Last week, I spoke to Kate Andersen, an academic from the University of York who specialises in women’s experiences of work and the benefits system. The government’s plans for parents, she told me, “very much say that your primary contribution in society is to undertake paid work – and if you’re not doing that, you’re a lesser citizen. It really undervalues how important unpaid care is to human flourishing, and the relational values of love involved in care.” This is not, just to be clear, the kind of argument voiced last week by the Tory MP George Eustice, when he talked about women being “biologically wired” for a “natural nurturing role”. In principle, it could just as easily be applied to male caregivers. The point is that in the most fundamental sense, there has to be more to life than paid work. Andersen sent me excerpts from her interviews with people who had been subject to the kind of compulsory “job search” regimes that the government seems to be set on expanding, spending endless, usually futile hours looking for work and applying for jobs. One quoted an unnamed mother who wanted to emphasise “things that are really important like being able to read with [children] after school and being able to go out and buy them a pair of shoes because you’ve got time.
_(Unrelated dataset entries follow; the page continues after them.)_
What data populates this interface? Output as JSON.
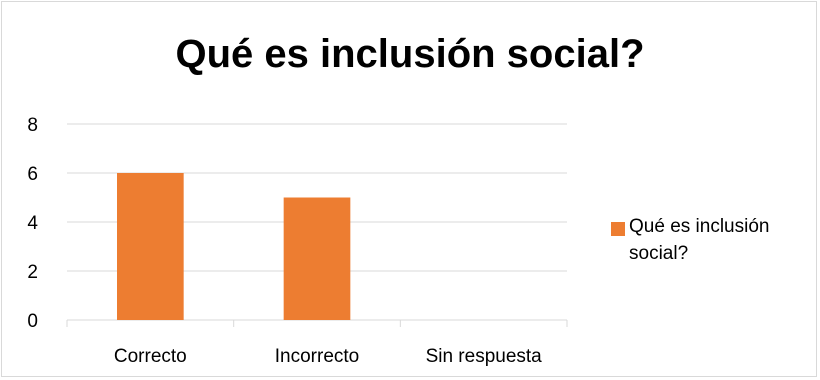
{
  "chart_data": {
    "type": "bar",
    "title": "Qué es inclusión social?",
    "categories": [
      "Correcto",
      "Incorrecto",
      "Sin respuesta"
    ],
    "series": [
      {
        "name": "Qué es inclusión social?",
        "values": [
          6,
          5,
          0
        ],
        "color": "#ED7D31"
      }
    ],
    "ylim": [
      0,
      8
    ],
    "yticks": [
      "0",
      "2",
      "4",
      "6",
      "8"
    ],
    "grid": true,
    "legend": "right"
  }
}
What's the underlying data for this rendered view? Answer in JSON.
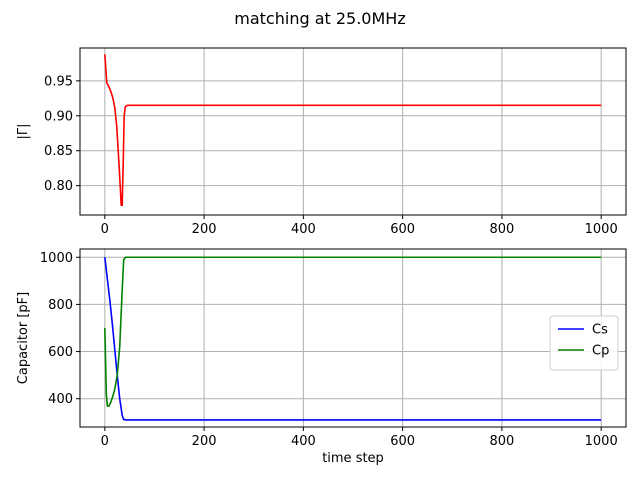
{
  "figure": {
    "title": "matching at 25.0MHz"
  },
  "chart_data": [
    {
      "type": "line",
      "title": "",
      "xlabel": "",
      "ylabel": "|Γ|",
      "xlim": [
        -50,
        1050
      ],
      "ylim": [
        0.758,
        0.997
      ],
      "xticks": [
        0,
        200,
        400,
        600,
        800,
        1000
      ],
      "yticks": [
        0.8,
        0.85,
        0.9,
        0.95
      ],
      "ytick_labels": [
        "0.80",
        "0.85",
        "0.90",
        "0.95"
      ],
      "grid": true,
      "series": [
        {
          "name": "",
          "color": "#ff0000",
          "x": [
            0,
            4,
            8,
            12,
            16,
            20,
            24,
            28,
            31,
            33,
            35,
            37,
            39,
            41,
            43,
            46,
            50,
            100,
            300,
            600,
            1000
          ],
          "y": [
            0.988,
            0.947,
            0.942,
            0.935,
            0.926,
            0.912,
            0.885,
            0.838,
            0.8,
            0.772,
            0.772,
            0.83,
            0.9,
            0.912,
            0.914,
            0.915,
            0.915,
            0.915,
            0.915,
            0.915,
            0.915
          ]
        }
      ]
    },
    {
      "type": "line",
      "title": "",
      "xlabel": "time step",
      "ylabel": "Capacitor [pF]",
      "xlim": [
        -50,
        1050
      ],
      "ylim": [
        280,
        1035
      ],
      "xticks": [
        0,
        200,
        400,
        600,
        800,
        1000
      ],
      "yticks": [
        400,
        600,
        800,
        1000
      ],
      "ytick_labels": [
        "400",
        "600",
        "800",
        "1000"
      ],
      "grid": true,
      "legend": "center-right",
      "series": [
        {
          "name": "Cs",
          "color": "#0000ff",
          "x": [
            0,
            5,
            10,
            15,
            20,
            25,
            30,
            35,
            38,
            42,
            50,
            100,
            500,
            1000
          ],
          "y": [
            1000,
            910,
            820,
            720,
            610,
            500,
            400,
            330,
            312,
            310,
            310,
            310,
            310,
            310
          ]
        },
        {
          "name": "Cp",
          "color": "#008000",
          "x": [
            0,
            3,
            5,
            8,
            12,
            16,
            20,
            25,
            30,
            35,
            38,
            42,
            50,
            100,
            500,
            1000
          ],
          "y": [
            700,
            420,
            370,
            368,
            385,
            410,
            440,
            500,
            620,
            860,
            990,
            1000,
            1000,
            1000,
            1000,
            1000
          ]
        }
      ]
    }
  ]
}
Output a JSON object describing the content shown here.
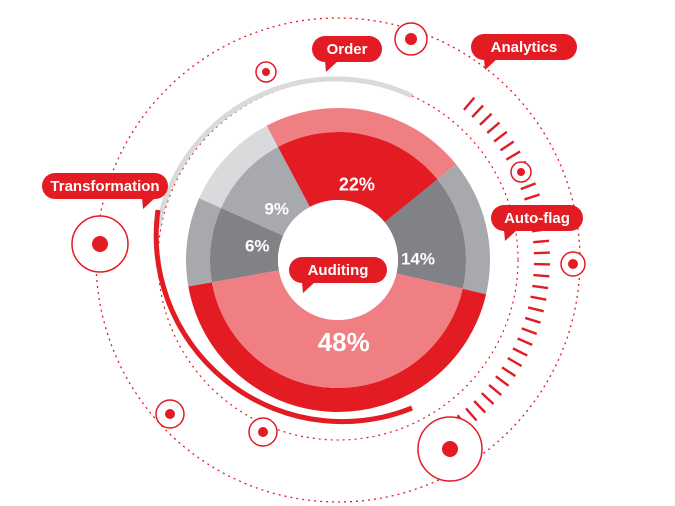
{
  "colors": {
    "red": "#e31b23",
    "pink": "#f07f84",
    "grey_light": "#d9dadc",
    "grey_mid": "#a8a9ac",
    "grey_dark": "#818286",
    "white": "#ffffff"
  },
  "chart_data": {
    "type": "pie",
    "title": "",
    "segments": [
      {
        "label": "Order",
        "value": 22,
        "display": "22%"
      },
      {
        "label": "Analytics",
        "value": 14,
        "display": "14%"
      },
      {
        "label": "Auditing",
        "value": 48,
        "display": "48%"
      },
      {
        "label": "Transformation",
        "value": 6,
        "display": "6%"
      },
      {
        "label": "Order",
        "value": 9,
        "display": "9%"
      }
    ],
    "callouts": [
      "Order",
      "Analytics",
      "Transformation",
      "Auto-flag",
      "Auditing"
    ]
  }
}
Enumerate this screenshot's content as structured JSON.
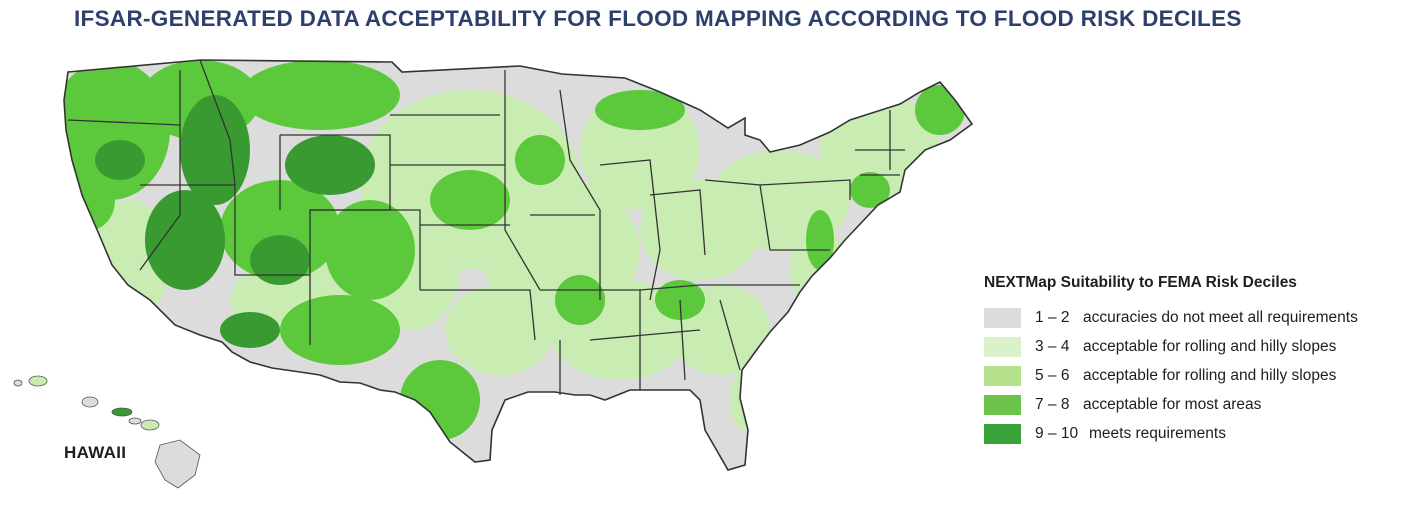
{
  "title": "IFSAR-GENERATED DATA ACCEPTABILITY FOR FLOOD MAPPING ACCORDING TO FLOOD RISK DECILES",
  "hawaii_label": "HAWAII",
  "legend": {
    "title": "NEXTMap Suitability to FEMA Risk Deciles",
    "items": [
      {
        "range": "1 – 2",
        "desc": "accuracies do not meet all requirements",
        "color": "#dcdcdc"
      },
      {
        "range": "3 – 4",
        "desc": "acceptable for rolling and hilly slopes",
        "color": "#d9f2c9"
      },
      {
        "range": "5 – 6",
        "desc": "acceptable for rolling and hilly slopes",
        "color": "#b5e08c"
      },
      {
        "range": "7 – 8",
        "desc": "acceptable for most areas",
        "color": "#6cc54a"
      },
      {
        "range": "9 – 10",
        "desc": "meets requirements",
        "color": "#3aa43a"
      }
    ]
  },
  "map_colors": {
    "base_gray": "#dcdcdc",
    "light_green": "#c9ecb2",
    "bright_green": "#5cc83c",
    "dark_green": "#3a9a32",
    "border": "#333333"
  }
}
Those things are not seen as important … [but] they are important.” They really are. So are our responsibilities to older relatives and friends – which, as we confront the realities of an increasingly ageing society, will become equally inescapable. One of the key social questions of the 21st century will be simple: who will have time for caring? In the depths of lockdown, millions of people thought about exactly that issue. The fact that the government is now offering only the cruellest, most class-based of answers speaks volumes about how little they understand the future.